OeBiX: Ein Maß der ökonomischen Bildung in Schule und Lehrkräftebildung
Der OeBiX bildet in Form eines aus quantitativen Daten verdichteten Indexes ab, inwieweit für die ökonomische Bildung in Schule – oder vergleichbar bei der Lehrkräftebildung an Hochschulen – die Mindestanforderungen erfüllt werden, die in der Regel für ein normales Nebenfach gelten. Sind diese Anforderungen gegeben (1), entspräche das einem Indexwert von 100 Prozent.
Zentrales Ergebnis ist, dass diese Anforderungen in keinem Bundesland auch nur ansatzweise erfüllt werden (siehe Abbildung 1). Selbst das bestplatzierte Bundesland (Niedersachsen) erfüllt die Anforderungen nicht mal zu 75 Prozent, zehn der 16 Bundesländer erreichen nicht mal einen Wert von 50 Prozent.
Vergleicht man die Verankerung der ökonomischen Bildung in der Schule mit anderen realen Nebenfächern, zeigt sich noch deutlicher, wie schlecht es um die ökonomische Bildung steht (siehe exemplarisch für das Gymnasium Abbildung 2). Nicht nur für naturwissenschaftliche Fächer, sondern auch für mit der ökonomischen Bildung besser vergleichbare gesellschaftswissenschaftliche Fächer wie Geografie oder Geschichte steht in der Regel das Mehrfache an Unterrichtszeit zur Verfügung.

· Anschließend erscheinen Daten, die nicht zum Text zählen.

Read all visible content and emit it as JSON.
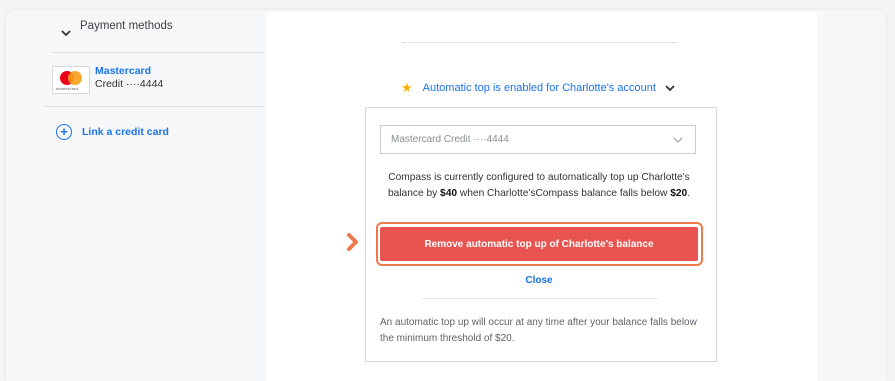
{
  "sidebar": {
    "section_label": "Payment methods",
    "card": {
      "logo_text": "mastercard",
      "name": "Mastercard",
      "number": "Credit ····4444"
    },
    "link_card_label": "Link a credit card"
  },
  "main": {
    "auto_status": "Automatic top is enabled for Charlotte's account",
    "select_value": "Mastercard Credit ····4444",
    "desc_1": "Compass is currently configured to automatically top up Charlotte's balance by ",
    "desc_amount": "$40",
    "desc_2": " when Charlotte'sCompass balance falls below ",
    "desc_threshold": "$20",
    "desc_3": ".",
    "remove_button": "Remove automatic top up of Charlotte's balance",
    "close_link": "Close",
    "note": "An automatic top up will occur at any time after your balance falls below the minimum threshold of $20."
  },
  "colors": {
    "accent": "#1a73e8",
    "danger": "#e85450",
    "highlight": "#ee7a4b",
    "star": "#f5b400"
  }
}
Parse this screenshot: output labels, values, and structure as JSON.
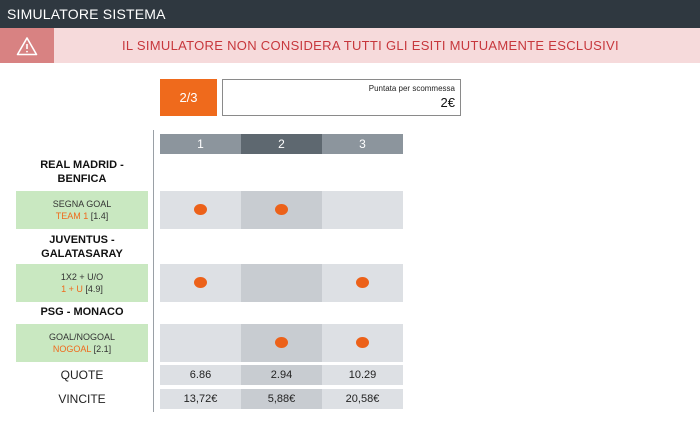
{
  "window": {
    "title": "SIMULATORE SISTEMA"
  },
  "warning": {
    "icon": "warning-triangle-icon",
    "text": "IL SIMULATORE NON CONSIDERA TUTTI GLI ESITI MUTUAMENTE ESCLUSIVI"
  },
  "controls": {
    "count_label": "2/3",
    "stake_label": "Puntata per scommessa",
    "stake_value": "2€"
  },
  "columns": [
    "1",
    "2",
    "3"
  ],
  "matches": [
    {
      "title_line1": "REAL MADRID -",
      "title_line2": "BENFICA",
      "bet_type": "SEGNA GOAL",
      "bet_pick": "TEAM 1",
      "bet_odds": "[1.4]",
      "selected": [
        true,
        true,
        false
      ]
    },
    {
      "title_line1": "JUVENTUS -",
      "title_line2": "GALATASARAY",
      "bet_type": "1X2 + U/O",
      "bet_pick": "1 + U",
      "bet_odds": "[4.9]",
      "selected": [
        true,
        false,
        true
      ]
    },
    {
      "title_line1": "PSG - MONACO",
      "title_line2": "",
      "bet_type": "GOAL/NOGOAL",
      "bet_pick": "NOGOAL",
      "bet_odds": "[2.1]",
      "selected": [
        false,
        true,
        true
      ]
    }
  ],
  "quote": {
    "label": "QUOTE",
    "values": [
      "6.86",
      "2.94",
      "10.29"
    ]
  },
  "vincite": {
    "label": "VINCITE",
    "values": [
      "13,72€",
      "5,88€",
      "20,58€"
    ]
  },
  "colors": {
    "accent": "#ef6a1c",
    "header": "#2f3840",
    "warning_bg": "#f6dadb",
    "warning_text": "#c7373c",
    "bet_bg": "#c9e8c1"
  }
}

Ökonomische Bildung in der Lehrkräftefortbildung
In der Bildungsforschung ist es mittlerweile Konsens, dass die Ausbildung von Lehrkräften nicht mit dem Studium und dem Vorbereitungsdienst (Referendariat) abgeschlossen ist. Sie muss vielmehr während der gesamten Berufstätigkeit im Rahmen von Fort- und Weiterbildungsmaßnahmen fortgeführt werden. Vor diesem Hintergrund wurde untersucht, inwieweit wirtschaftswissenschaftliche und wirtschaftsdidaktische Inhalte in den Fortbildungsangeboten für die Lehrkräfte der Ankerfächer der ökonomischen Bildung vertreten sind. Hierzu wurden alle 1744 von den Bundesländern innerhalb eines Jahres (August 2022 bis August 2023) über deren Onlineportale angebotenen Fortbildungsmaßnahmen im Rahmen eines Monitorings erfasst und inhaltsanalytisch untersucht.
Die meisten Fortbildungen haben keinen Bezug zu ökonomischer Bildung
60 Prozent der Fort- und Weiterbildungsmaßnahmen, die Lehrkräften für die Ankerfächer der ökonomischen Bildung auf den offiziellen Fortbildungsportalen der Bundesländer angeboten werden, haben überhaupt keinen inhaltlichen Bezug zur ökonomischen Bildung. In nur 22,6 Prozent der Fortbildungsangebote enthalten die Beschreibungen explizit ökonomische Inhalte. Zu welchen Anteilen, bleibt jedoch offen. Nur 15,6 Prozent der Fortbildungsmaßnahmen für Wirtschaftslehrkräfte beziehen sich ausschließlich auf ökonomische Inhalte. In absoluten Zahlen sind das 272 Maßnahmen deutschlandweit.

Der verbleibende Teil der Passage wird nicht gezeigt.